In the District 38B race for two House of Delegates seats, incumbent Democrat Norm Conway secured a win along with Republican Mike McDermott. In the race for the late Del. Page Elmore’s seat, Republican Charles Otto won in a landslide victory
SOMERSET: Somerset County residents made history by electing their first black county commissioner and re-electing a popular sheriff to a seventh term. They also voted out the state’s attorney and two incumbent commissioners, report Liz Holland and Deborah Gates of the Salisbury Daily Times.
WICOMICO: Wicomico County Executive Rick Pollitt withstood a strong challenge from Republican Joe Ollinger and has been elected to a second term in office, Greg Latshaw of the Salisbury Daily Times reports.
The county’s next state’s attorney will be Matt Maciarello, a 36-year-old Republican who won in a landslide over Seth Mitchell.
WORCESTER: In a tight race and before absentee ballots were counted, challenger Beau Oglesby had an edge over veteran prosecutor Joel Todd in the race for Worcester County State’s Attorney, writes Charlene Sharpe for the Salisbury Daily Times.
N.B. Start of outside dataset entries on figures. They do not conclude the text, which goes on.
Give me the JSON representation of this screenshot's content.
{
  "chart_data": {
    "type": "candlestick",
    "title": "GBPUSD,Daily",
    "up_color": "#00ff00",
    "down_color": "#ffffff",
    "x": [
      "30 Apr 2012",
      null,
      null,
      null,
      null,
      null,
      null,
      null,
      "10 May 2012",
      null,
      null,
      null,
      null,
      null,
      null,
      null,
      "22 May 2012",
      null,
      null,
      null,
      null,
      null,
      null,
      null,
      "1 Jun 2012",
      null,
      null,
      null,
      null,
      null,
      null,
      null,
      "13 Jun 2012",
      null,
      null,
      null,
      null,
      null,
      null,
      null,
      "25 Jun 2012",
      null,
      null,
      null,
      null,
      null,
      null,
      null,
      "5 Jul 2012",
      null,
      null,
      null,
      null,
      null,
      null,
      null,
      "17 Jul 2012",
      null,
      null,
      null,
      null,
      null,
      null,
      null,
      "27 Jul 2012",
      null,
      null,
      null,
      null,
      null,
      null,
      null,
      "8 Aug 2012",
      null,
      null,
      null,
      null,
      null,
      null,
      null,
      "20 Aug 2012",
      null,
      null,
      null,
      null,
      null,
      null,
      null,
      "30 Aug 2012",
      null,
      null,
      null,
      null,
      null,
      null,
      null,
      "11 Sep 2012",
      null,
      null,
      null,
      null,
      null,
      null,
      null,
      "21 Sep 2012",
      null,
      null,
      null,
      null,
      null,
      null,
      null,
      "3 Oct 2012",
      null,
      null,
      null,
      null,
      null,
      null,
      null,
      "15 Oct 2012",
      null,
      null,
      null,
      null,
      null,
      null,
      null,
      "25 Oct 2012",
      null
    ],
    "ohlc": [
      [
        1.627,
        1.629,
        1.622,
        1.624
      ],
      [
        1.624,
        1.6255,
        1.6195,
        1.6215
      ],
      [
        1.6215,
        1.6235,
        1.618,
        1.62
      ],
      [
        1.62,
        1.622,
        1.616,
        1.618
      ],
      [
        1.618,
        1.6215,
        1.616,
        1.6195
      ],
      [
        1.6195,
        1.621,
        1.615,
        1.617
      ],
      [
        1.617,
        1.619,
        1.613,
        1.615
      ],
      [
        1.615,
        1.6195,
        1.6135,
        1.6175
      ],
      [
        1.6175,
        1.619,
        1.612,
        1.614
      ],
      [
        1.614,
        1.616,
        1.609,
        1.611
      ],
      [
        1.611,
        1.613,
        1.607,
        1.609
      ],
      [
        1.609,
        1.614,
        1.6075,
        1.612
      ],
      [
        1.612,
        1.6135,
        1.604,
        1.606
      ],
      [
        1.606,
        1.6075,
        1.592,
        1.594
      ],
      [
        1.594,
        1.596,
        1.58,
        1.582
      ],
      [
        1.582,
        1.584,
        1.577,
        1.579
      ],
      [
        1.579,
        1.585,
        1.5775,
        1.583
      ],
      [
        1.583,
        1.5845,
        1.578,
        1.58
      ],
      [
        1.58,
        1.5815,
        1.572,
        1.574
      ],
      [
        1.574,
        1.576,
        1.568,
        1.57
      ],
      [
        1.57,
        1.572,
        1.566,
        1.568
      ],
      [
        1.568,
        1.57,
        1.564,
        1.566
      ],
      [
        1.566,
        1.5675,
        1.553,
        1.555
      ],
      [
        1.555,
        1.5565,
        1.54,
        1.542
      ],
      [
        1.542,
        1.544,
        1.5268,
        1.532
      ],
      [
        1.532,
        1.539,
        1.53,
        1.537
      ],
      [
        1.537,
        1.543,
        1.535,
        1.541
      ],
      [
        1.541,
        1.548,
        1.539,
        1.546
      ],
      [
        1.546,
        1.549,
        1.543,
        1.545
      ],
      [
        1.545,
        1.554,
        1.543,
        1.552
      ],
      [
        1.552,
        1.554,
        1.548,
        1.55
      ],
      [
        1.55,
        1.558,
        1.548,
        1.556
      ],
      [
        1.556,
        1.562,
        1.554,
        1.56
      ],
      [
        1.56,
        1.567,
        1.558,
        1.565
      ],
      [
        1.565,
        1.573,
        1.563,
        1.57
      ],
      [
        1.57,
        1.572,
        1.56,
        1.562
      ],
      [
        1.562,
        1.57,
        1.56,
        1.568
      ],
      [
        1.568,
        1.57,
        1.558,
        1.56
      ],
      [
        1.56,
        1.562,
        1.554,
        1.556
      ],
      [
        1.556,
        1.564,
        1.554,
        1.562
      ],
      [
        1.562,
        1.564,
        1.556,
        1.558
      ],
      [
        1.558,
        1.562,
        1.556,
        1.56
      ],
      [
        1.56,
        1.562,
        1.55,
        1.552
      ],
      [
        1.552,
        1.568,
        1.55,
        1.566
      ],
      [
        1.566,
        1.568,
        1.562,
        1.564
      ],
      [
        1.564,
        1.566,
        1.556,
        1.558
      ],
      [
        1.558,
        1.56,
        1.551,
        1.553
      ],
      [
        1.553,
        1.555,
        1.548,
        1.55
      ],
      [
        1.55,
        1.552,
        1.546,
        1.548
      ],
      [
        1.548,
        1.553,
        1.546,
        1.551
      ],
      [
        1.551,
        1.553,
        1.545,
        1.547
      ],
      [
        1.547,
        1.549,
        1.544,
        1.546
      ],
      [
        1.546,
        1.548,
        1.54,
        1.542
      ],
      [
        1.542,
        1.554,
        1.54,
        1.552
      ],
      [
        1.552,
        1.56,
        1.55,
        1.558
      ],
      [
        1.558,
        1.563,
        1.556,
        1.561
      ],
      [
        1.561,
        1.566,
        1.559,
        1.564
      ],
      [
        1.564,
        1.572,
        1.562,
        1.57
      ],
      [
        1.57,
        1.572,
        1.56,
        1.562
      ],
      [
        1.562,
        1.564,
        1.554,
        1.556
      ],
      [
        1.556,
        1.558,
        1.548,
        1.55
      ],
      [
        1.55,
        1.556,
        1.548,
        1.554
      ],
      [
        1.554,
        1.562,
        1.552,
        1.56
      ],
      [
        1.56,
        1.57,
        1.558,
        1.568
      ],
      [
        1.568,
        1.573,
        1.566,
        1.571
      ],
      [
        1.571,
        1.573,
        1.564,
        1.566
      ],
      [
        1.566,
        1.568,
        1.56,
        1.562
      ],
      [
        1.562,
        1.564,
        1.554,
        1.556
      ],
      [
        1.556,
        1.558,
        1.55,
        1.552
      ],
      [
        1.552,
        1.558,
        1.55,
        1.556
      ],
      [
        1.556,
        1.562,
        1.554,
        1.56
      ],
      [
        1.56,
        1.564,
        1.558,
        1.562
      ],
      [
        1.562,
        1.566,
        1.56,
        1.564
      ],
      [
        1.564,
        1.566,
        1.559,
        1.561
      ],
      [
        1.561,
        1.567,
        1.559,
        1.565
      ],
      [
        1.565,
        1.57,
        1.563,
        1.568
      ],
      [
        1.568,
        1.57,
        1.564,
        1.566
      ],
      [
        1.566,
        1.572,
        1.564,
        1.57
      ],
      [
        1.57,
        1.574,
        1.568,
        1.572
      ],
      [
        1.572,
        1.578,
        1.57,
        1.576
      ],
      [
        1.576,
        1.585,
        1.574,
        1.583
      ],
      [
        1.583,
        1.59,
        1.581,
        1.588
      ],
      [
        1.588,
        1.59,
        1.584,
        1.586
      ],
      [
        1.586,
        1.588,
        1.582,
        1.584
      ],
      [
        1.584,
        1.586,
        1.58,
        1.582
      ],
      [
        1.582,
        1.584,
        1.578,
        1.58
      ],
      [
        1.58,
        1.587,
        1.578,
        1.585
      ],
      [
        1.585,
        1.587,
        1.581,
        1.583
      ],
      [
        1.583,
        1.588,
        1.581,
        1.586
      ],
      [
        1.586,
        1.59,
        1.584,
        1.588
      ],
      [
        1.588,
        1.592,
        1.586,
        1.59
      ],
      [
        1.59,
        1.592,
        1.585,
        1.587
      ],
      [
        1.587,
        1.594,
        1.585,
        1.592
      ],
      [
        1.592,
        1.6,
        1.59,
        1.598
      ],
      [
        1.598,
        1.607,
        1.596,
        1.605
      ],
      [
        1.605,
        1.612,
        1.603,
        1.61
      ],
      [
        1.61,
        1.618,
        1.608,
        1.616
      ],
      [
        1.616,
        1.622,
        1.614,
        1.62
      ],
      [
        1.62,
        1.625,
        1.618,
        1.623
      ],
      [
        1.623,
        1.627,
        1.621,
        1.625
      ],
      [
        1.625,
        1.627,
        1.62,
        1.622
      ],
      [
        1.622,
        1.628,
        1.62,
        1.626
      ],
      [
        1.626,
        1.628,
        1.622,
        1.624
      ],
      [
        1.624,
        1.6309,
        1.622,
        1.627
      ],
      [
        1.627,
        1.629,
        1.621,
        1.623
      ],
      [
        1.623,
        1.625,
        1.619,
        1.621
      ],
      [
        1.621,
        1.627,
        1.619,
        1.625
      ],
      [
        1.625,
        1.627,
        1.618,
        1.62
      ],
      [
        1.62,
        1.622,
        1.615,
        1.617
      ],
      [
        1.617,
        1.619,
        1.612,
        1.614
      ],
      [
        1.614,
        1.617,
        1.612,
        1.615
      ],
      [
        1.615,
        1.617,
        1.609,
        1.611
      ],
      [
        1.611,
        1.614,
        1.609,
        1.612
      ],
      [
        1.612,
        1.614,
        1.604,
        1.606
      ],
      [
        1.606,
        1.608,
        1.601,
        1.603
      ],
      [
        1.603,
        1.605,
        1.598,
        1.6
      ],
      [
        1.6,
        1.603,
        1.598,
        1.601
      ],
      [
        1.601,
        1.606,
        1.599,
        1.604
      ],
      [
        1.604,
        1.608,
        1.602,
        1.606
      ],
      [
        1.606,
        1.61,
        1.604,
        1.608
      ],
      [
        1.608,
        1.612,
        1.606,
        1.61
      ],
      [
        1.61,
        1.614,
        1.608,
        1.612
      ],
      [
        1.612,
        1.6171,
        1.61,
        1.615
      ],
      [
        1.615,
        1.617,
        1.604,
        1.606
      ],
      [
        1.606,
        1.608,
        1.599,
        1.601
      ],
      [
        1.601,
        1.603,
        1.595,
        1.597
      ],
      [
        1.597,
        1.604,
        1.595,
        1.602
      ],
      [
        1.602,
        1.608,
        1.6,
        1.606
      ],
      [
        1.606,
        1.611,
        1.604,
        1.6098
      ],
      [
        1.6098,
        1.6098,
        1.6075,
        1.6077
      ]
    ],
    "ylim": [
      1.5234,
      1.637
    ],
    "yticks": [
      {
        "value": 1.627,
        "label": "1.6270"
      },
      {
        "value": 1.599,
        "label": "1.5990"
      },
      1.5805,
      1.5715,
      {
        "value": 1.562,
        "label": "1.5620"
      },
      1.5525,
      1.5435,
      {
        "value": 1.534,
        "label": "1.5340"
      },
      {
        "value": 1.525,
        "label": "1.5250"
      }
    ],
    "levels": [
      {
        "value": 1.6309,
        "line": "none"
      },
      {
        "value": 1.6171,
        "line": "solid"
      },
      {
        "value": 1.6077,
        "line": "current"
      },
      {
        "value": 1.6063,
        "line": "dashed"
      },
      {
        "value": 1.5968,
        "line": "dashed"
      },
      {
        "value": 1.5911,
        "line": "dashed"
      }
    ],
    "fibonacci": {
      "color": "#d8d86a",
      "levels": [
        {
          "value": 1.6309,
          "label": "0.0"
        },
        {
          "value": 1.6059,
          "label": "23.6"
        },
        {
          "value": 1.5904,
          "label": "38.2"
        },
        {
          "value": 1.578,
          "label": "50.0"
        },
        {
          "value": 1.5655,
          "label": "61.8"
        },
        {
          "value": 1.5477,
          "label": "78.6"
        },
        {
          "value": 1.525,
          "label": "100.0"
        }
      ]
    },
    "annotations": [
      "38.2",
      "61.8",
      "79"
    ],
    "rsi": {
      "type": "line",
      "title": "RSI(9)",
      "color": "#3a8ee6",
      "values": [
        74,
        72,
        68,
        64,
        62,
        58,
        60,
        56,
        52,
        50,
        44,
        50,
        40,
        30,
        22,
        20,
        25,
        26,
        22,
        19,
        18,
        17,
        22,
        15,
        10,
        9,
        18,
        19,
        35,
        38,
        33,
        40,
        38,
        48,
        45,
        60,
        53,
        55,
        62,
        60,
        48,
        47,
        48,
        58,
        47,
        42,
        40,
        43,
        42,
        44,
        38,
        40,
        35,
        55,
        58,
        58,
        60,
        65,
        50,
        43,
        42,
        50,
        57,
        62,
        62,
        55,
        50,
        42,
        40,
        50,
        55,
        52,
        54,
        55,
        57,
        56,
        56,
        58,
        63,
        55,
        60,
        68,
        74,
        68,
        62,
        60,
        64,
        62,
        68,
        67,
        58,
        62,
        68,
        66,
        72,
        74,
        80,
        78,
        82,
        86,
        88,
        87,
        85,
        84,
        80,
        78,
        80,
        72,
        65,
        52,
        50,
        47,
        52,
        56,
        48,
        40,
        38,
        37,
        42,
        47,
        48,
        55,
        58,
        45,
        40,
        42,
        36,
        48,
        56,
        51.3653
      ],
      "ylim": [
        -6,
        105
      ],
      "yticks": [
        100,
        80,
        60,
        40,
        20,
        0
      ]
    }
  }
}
OVERWHELMING WIN: Anne Arundel County voters overwhelmingly approved a proposed slots parlor at Arundel Mills mall, clearing the way for the Baltimore-based Cordish Cos. to construct what will be the state’s most lucrative casino following a contentious multi-million dollar battle, Nicole Fuller reports for the Sun. Be sure to check out the video interview with David Cordish, the slots developer, who said, “I would have been just happy with a win, but the numbers are huge.”
Daniel Sernovitz of the Baltimore Business Journal writes of Cordish’s high-visibility campaign for slots.
TEMPORARY TENT: Erin Cox of the Annapolis Capital reports that a 4,750-slot machine gambling emporium could arrive as soon as The Cordish Cos. can erect a temporary tent to house it.
HORSE-RACING FUTURE? Meanwhile, reports the Nathan Rott of the Washington Post, Maryland’s horse-racing industry, after decades of pushing legislators to allow slots machines, warned the result could decimate it.
IT WINS: Steve Lash of the Daily Record reports Maryland will engage in full-scale review of the state’s constitution as 55 percent of voters approved a statewide ballot calling for a constitutional convention.
IT LOSES: But Jessica Anderson of the Sun writes Marylanders have not successfully voted for a state constitutional convention in 40 years, and it could be another 20 before one is called.